Monday, September 15, 2014

Brooks Instrument CTO to lecture on in-situ diagnostics in semiconductor manufacturing

HATFIELD, USA: Bill Valentine, CTO at Brooks Instrument, will join a panel of expert presenters at the Advanced Process Control (APC) Conference XXVI hosted by the Integrated Measurement Association.

Valentine’s topic, “A New Multi-Sensor Mass Flow Controller Provides In-Situ Performance Data to Enable Fault Detection and Predicative Maintenance,” will discuss the results of a one-year tool study that examined how new developments in real-time mass flow controller (MFC) diagnostics technology can help improve process yields, chamber to chamber matching and reduce operational costs in semiconductor manufacturing.

The presentation is part of Technical Session 4: Virtual & Innovative Sensors and Metrology which will be held at the University of Michigan, Rackham Building in Ann Arbor, MI on Wednesday, October 1, from 11:30 a.m. to 2:30 p.m.

Brooks Instrument is a world-leading provider of advanced flow, pressure, vacuum and vapor delivery solutions used for Front End Of Line (FEOL) and Back End Of Line (BEOL) semiconductor fabrication applications. As a pioneer in the development of MFC technologies for the semiconductor industry, Brooks Instrument has made substantial investments to drive improvements in how MFC technology can help solve fundamental process issues.

Typical performance verification tests require the user to take the tool off line to perform diagnostic tests such as calibration verification, valve leak and zero drift. Valentine’s presentation will describe how a new generation of MFCs utilizing in-situ multi-sensor diagnostics provides extremely precise real-time process data that enables the user to track and trend gas delivery performance.

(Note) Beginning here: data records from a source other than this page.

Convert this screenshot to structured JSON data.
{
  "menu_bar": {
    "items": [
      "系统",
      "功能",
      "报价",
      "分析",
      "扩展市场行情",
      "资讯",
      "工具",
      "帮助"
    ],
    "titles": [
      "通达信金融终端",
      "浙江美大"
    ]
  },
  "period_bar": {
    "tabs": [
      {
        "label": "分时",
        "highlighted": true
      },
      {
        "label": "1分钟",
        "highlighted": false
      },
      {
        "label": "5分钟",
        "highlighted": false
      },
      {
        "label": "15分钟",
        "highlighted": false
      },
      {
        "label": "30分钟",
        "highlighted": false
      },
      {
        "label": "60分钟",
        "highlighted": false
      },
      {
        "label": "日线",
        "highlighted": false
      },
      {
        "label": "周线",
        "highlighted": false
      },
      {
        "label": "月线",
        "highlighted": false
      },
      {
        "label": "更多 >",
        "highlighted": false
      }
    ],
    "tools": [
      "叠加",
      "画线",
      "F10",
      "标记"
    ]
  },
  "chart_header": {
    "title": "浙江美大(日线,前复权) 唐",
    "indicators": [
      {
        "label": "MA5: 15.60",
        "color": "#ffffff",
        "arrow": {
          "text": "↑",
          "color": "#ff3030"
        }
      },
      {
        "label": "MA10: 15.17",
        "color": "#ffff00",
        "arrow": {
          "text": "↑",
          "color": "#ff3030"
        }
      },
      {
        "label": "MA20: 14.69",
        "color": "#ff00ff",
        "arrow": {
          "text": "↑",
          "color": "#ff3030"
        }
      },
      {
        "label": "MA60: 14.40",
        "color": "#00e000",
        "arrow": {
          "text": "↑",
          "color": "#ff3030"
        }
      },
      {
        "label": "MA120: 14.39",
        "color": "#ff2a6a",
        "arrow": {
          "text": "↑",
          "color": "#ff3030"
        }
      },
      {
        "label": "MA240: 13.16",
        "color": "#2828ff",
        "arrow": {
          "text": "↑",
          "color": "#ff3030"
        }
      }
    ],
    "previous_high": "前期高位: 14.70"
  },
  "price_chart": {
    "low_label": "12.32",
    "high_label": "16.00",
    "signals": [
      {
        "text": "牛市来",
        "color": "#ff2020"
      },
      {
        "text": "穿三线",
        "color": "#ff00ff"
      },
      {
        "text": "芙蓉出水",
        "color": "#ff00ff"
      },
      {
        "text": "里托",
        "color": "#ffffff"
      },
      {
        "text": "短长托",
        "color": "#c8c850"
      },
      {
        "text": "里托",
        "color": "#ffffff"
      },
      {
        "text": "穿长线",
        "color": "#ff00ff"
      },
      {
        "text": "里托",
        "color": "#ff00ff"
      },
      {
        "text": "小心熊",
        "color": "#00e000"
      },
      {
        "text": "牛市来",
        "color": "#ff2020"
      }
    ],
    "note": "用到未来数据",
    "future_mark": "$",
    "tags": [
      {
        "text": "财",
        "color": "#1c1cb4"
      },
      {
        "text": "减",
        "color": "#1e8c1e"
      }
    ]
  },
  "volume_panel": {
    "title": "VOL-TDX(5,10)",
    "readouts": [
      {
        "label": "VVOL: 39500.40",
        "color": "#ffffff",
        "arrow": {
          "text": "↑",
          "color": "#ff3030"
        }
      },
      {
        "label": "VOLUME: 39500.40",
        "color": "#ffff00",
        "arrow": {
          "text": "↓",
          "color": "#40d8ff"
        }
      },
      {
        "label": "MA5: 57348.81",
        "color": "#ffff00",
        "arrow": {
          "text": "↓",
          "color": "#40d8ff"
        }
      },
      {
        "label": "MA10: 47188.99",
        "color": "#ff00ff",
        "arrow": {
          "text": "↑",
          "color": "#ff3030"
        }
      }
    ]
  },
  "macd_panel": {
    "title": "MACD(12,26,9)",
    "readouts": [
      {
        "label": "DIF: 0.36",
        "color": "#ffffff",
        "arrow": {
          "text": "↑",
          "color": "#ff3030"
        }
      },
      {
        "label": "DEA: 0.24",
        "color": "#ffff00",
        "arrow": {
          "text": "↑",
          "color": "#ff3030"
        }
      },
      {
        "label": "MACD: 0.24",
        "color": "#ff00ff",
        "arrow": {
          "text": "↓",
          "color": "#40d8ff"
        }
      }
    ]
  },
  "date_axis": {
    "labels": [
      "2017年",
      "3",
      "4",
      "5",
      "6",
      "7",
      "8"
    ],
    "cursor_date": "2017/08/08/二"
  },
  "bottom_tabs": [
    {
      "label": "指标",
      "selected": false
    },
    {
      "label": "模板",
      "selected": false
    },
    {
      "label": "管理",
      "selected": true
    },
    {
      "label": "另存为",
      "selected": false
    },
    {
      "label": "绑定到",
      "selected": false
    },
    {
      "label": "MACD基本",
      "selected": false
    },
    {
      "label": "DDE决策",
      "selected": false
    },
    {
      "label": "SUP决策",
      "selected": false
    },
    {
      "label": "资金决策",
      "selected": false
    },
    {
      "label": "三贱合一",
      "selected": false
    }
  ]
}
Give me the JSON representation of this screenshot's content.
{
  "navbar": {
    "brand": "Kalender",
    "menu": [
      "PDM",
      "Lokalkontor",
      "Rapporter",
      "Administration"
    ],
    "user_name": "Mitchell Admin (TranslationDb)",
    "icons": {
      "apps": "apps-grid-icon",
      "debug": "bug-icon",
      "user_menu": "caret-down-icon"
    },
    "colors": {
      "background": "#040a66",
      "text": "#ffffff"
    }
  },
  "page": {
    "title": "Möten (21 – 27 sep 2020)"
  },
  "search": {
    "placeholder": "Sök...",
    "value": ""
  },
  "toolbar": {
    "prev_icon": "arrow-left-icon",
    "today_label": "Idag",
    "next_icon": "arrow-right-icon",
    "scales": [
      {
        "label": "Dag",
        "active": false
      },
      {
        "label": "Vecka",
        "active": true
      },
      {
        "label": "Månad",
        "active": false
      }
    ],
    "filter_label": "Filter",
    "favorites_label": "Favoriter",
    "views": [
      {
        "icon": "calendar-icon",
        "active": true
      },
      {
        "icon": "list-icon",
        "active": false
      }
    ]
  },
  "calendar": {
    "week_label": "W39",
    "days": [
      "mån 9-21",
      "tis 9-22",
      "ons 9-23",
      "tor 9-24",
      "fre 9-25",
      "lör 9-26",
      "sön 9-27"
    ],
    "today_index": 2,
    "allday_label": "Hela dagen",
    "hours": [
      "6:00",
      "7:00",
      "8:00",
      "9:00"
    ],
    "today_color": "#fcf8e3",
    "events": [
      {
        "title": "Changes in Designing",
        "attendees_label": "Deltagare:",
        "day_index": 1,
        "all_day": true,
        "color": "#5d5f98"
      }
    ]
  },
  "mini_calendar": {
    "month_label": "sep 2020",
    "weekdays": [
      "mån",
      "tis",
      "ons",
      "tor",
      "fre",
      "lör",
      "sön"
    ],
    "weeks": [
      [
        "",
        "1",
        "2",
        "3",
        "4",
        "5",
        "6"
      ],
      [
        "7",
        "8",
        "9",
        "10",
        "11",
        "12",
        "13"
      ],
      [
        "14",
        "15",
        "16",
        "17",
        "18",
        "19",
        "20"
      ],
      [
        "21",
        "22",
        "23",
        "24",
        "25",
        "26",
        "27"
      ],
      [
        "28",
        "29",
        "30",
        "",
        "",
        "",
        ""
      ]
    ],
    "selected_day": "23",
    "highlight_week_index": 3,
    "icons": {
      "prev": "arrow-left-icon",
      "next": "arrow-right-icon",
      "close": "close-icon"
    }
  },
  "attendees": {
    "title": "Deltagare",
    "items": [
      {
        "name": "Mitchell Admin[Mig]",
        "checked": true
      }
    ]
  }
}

The results of the use of MFCs embedded with this technology have been evaluated on tools at several Integrated Device Manufacturers (IDMs). Valentine’s paper includes data on improvements in zero drift, changes in flow accuracy and valve leak, as well as the impact this real-time data has on improving process yields.

In addition to the new generation of MFCs, Valentine will discuss how the MFC has become a critical component in semiconductor tools, enabling equipment and process automation as well as more precise gas control for shrinking geometries. And while the MFC is the most complex component in a gas delivery system, until recently there wasn’t an effective method to directly monitor performance while running processes.